DISCURSO DE UN ACADEMICO NO CONVENCIONAL
› Por Fernando Fernan Gomez *
Inicié yo mis trabajos siendo modesto servidor de la palabra, con vocación de servirla aún más, de no cesar nunca en su servicio, de utilizarla en mis trabajos, en mis ocios, en mis defensas, en mis conquistas.
Entendía que no sólo la palabra era mía, sino que, como en arriesgada relación amorosa, era yo de ella, pertenencia de ella, porque sin poder ser yo expresado por las palabras de otros, ¿habría constancia de mi existencia?
Con la generosidad de que habéis dado muestra al aceptarme entre vosotros –y ¿cómo voy a recordaros, sin sentir rubor, que el germen de la palabra generosidad está en gen y que, a sabiendas, me habéis aceptado como persona de vuestra alcurnia?–, con la generosidad, digo, de que habéis dado muestra al admitirme entre vosotros, oficiantes de este culto, me impulsáis a creer que mi viejísima, por haberla sentido de muy joven, vocación no era del todo equivocada.
Bien sé que no vengo aquí exclusivamente por mí mismo –y mucho menos por mis méritos–, sino también en representación de dos mundos cuyos habitantes pueden considerarse hasta cierto punto gemelos, aunque no tanto como univitelinos: el del cine y el del teatro. (...)
¿Cuál es el episodio más significativo de la aventura de la palabra en el siglo XX a partir de la divulgación de los espectáculos televisivos? La introducción en los hogares.
Ha entrado en casa, con la imagen, la palabra ajena. Y también la palabra escrita. La palabra escrita para ser escuchada después. Pero han entrado también, con una y otra denominación, con uno u otro oficio, los actores, los histriones, los “hijos de Satanás”, que estamos en las casas, en los hogares privados, familiares, incluso clandestinos, a cualquier hora, del día y de la noche, en imagen y en sonido. Y los periodistas, los locutores, los presentadores. Ha entrado la misa, la homilía y el presidente del gobierno, y el subversivo con el rostro enmascarado, incluso la gente inofensiva que va por la calle, al taller o al supermercado. El espectáculo deja de ser acontecimiento, se convierte en algo cotidiano y que tiene lugar en nuestro comedor, nuestra cocina, nuestra sala, y en nuestra alcoba para ayudarnos a conciliar el sueño como los cuentos de la madre, de la abuela en la infancia o a reavivar un erotismo claudicante (...)
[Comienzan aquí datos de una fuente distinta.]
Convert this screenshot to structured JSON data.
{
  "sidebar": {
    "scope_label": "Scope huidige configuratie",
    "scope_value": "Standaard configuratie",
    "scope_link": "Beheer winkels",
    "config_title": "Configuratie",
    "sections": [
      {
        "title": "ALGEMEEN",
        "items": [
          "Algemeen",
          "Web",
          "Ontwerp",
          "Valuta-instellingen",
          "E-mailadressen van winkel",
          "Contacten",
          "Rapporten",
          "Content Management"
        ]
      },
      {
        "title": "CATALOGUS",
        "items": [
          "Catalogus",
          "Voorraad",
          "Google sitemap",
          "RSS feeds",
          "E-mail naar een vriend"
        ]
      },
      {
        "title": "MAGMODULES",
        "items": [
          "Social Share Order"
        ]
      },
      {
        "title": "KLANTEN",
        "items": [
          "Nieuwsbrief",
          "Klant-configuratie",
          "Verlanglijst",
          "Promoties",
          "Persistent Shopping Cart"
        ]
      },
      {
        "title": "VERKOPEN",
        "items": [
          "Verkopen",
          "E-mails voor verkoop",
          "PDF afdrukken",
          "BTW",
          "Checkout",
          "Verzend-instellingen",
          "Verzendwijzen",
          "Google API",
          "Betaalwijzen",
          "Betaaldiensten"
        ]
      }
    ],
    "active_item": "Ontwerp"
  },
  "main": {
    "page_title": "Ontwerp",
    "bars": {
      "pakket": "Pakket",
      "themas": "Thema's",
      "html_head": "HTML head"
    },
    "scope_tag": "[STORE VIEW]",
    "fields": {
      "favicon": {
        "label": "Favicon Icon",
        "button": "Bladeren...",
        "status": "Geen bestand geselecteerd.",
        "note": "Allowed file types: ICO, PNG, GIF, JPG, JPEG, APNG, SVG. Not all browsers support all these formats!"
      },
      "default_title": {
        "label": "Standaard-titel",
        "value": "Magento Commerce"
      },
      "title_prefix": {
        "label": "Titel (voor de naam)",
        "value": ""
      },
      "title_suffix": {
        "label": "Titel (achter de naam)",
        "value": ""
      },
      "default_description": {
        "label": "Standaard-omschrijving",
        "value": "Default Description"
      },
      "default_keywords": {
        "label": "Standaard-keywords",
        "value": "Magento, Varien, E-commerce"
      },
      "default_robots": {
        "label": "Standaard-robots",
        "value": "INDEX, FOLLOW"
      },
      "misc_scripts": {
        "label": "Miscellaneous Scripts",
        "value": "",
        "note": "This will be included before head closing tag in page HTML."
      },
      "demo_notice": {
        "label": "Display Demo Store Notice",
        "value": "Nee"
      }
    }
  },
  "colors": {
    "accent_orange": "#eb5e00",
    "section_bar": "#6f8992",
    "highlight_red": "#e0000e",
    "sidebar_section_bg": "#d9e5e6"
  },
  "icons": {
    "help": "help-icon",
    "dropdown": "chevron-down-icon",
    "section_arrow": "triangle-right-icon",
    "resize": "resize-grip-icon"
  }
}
Creo hallarme hoy –y es una de las satisfacciones mayores de mi vida y quizás la culminación de mis trabajos– entre personas antes dispuestas a defender su libertad, o su parcela de libertad o, más modestamente, sus libertades y, con modestia aún más acentuada, no con la violencia y la sangre –suya y ajena–, sino con el pensamiento y la palabra.
* El texto recoge los principales tramos de su discurso de aceptación como miembro de la Real Academia Española de la Lengua.